Edmond,
I followed your suggestion and underexposed by about 1 1/4 stop and this seemed to help. I still need to work on improving and get this figured out, but thanks for the help.
Greg
Greg,
Yes, I recognise a bit of what I'd call the dreaded "CMOS look", and what everyone on forum tells me doesn't exist and I'm imagining as an armchair photographer. You've got it almost under control. I remember having the same issues. I would go down by another stop (just in the Raw file, bring back in post) , take the strobes down there if you can (even if it crushes the blacks in the end) and use a lens that is a bit wider open to get some sparkle effects on the skin. You probably need to really cut the strobe light levels, if your units can do that. Figure out how to recreate a filmlike highlight rolloff in post. You will also probably have to deal with texture loss in the speculars on the forehead, nose and cheekbones with makeup, and use more diffused or redirected light. Get someone who is a bit smarter than me about studio to help you here (they'll tell you I've got it all wrong, but at least they'll help) - or just use your old setup - if the camera took good pics, and the software rendered nicely, why break something that works?

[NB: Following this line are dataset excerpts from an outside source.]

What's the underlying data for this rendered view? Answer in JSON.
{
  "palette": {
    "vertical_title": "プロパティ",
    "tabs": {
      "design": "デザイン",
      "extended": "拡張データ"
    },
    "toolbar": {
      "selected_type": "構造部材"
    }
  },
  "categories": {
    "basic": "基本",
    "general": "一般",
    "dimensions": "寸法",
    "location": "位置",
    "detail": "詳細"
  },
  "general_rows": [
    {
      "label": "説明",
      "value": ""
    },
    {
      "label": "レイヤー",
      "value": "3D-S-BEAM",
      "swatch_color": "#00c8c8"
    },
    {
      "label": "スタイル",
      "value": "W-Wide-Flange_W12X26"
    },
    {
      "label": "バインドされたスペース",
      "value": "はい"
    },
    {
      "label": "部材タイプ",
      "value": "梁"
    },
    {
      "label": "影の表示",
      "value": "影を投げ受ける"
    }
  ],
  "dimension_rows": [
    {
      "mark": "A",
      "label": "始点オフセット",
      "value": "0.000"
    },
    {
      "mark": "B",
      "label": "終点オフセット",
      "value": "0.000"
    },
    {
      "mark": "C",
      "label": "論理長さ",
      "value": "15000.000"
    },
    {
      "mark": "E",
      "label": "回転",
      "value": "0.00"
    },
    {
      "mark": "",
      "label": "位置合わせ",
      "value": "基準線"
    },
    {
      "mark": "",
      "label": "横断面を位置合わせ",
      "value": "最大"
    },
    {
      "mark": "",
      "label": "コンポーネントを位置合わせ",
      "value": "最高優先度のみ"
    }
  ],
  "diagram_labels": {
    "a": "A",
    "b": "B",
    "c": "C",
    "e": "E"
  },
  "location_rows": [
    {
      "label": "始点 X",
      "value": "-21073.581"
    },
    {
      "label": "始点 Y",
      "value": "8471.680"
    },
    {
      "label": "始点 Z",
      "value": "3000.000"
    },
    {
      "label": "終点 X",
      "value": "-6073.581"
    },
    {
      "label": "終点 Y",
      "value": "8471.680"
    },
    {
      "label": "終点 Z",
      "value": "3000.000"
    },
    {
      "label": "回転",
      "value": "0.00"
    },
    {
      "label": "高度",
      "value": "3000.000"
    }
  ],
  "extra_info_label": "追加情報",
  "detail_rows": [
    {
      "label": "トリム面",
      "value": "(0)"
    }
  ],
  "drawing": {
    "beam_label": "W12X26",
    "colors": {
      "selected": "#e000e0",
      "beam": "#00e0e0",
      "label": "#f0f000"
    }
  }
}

In my short stints shooting people with strobes a long time ago I had similar issues with some cameras and not others. My feeling is that with skin color and texture issues it's usually easier to just use lights and a camera that works like you like it, rather than spend days and days fixing the pics from the setup that doesn't. And happily you already own a camera that works.
I wish someone with real and current practical experience would chime in, there are some really experienced studio photographers on this forum.